Ho scoperto che si può essere felici per una caramella, che più si è convinti di donare e più si riceve, che i piccoli gesti hanno grandi risvolti, e che gli affetti possono nascondersi agli occhi, ma non ti abbandonano mai. Ho capito l’importanza della qualità del tempo che condividiamo, quanto le attenzioni più semplici facciano la differenza, il significato delle parole empatia e misericordia, e come l'altruismo possa rendere l'esistenza piena e degna.

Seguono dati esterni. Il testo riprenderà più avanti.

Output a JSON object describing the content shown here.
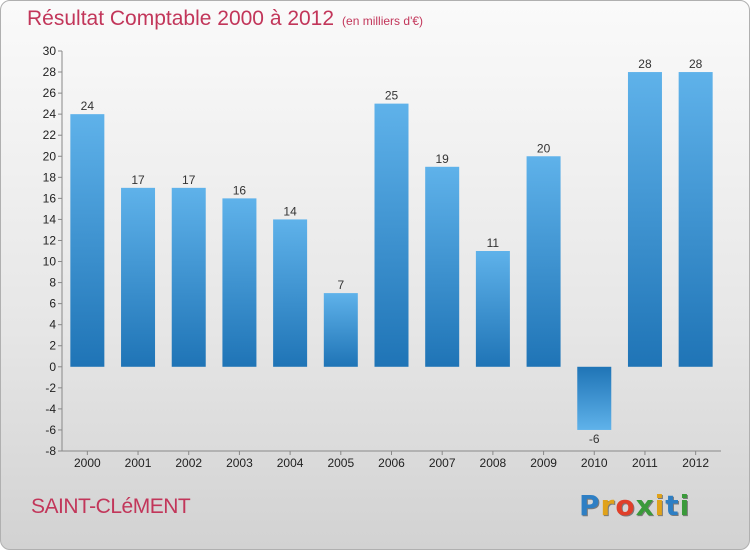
{
  "title": "Résultat Comptable 2000 à 2012",
  "subtitle": "(en milliers d'€)",
  "commune": "SAINT-CLéMENT",
  "logo": {
    "text": "Proxiti",
    "colors": [
      "#2e7fc4",
      "#e0a21a",
      "#e0402a",
      "#3a9a3a",
      "#e0a21a",
      "#2e7fc4",
      "#3a9a3a"
    ]
  },
  "colors": {
    "bar_top": "#5fb2ea",
    "bar_bottom": "#1f74b6",
    "text": "#c2365a"
  },
  "chart_data": {
    "type": "bar",
    "categories": [
      "2000",
      "2001",
      "2002",
      "2003",
      "2004",
      "2005",
      "2006",
      "2007",
      "2008",
      "2009",
      "2010",
      "2011",
      "2012"
    ],
    "values": [
      24,
      17,
      17,
      16,
      14,
      7,
      25,
      19,
      11,
      20,
      -6,
      28,
      28
    ],
    "title": "Résultat Comptable 2000 à 2012",
    "subtitle": "(en milliers d'€)",
    "xlabel": "",
    "ylabel": "",
    "ylim": [
      -8,
      30
    ],
    "yticks": [
      -8,
      -6,
      -4,
      -2,
      0,
      2,
      4,
      6,
      8,
      10,
      12,
      14,
      16,
      18,
      20,
      22,
      24,
      26,
      28,
      30
    ],
    "grid": false,
    "data_labels": true
  }
}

In quest’ultimo anno ho imparato molto. Sapevo che esseri li era importante, ma non ero consapevole che lo fosse tanto per te quanto per me. L’ho capito piano piano. Avevi piacere nel vedermi tanto quanto io nel farti visita. E così, in un modo del tutto imprevisto ma naturale, si era creata la nostra routine domenicale, il nostro angolo di paradiso, un’ora di storie e memorie, notizie e resoconti, con chi, come me, di parole non ne aveva mai spese molte. Ma non solo, perché non volevo semplicemente farti compagnia, regalandoti un momento di evasione, ma darti qualcosa di più, di concreto, qualcosa che ti facesse sorridere gli occhi, apprezzare quel momento di vita nonostante il contesto e le preoccupazioni. E allora cosa di meglio del cibo: la frutta, i dolci, i succhi e le caramelle, questi erano l’appendice non scritta dei nostri incontri. Per quanto ti spronassi non mi hai mai chiesto niente, ma non hai mai mancato di ringraziarmi, in quel modo antico e sincero che mi ricordava tanto mia nonna.

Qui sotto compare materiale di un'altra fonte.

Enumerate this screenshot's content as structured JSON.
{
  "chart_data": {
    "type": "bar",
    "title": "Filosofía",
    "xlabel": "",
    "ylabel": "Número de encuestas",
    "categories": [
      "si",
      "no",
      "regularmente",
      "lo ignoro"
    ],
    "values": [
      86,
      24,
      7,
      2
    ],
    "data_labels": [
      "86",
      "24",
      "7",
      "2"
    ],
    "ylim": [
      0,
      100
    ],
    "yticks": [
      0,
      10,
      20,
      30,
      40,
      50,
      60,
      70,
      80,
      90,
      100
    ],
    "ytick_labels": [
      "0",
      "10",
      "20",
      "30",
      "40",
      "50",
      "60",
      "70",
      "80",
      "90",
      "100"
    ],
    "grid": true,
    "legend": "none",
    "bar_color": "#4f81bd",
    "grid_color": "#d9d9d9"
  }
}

Non posso dire che sia sempre stato semplice. Alzarsi presto la domenica, la distanza, il viaggio in auto e il carico emotivo potevano essere un deterrente, ma erano un piccolo prezzo da sostenere in confronto al sollievo che avrei portato. Sapevo che mi aspettavi e non avrei potuto deluderti. E così venire non è mai stato un peso, e adesso mi manca non avere più quel momento da condividere, quella parentesi in cui la mia presenza era importante. 
Per chi mi sta intorno è difficile immaginare cosa abbia perso in questi giorni. Agli occhi del mondo ho sempre celato ogni cosa, custodendo questi incontri gelosamente. Non ne parlavo prima, e non avrebbe senso adesso. E così nessuno sa, ne può capire, la perdita, il dolore che mi affligge, tranne i tuoi cari, loro si, sanno, e mi sono vicini, come fossi parte della famiglia.

Oggi avremmo festeggiato i tuoi 97 anni, ma ci hai lasciato prima. Non ho rimpianti, è stato bello esserci quando serviva, e non solo. Ciao Anna. y

csxqp: lucio dalla - "anna e marco"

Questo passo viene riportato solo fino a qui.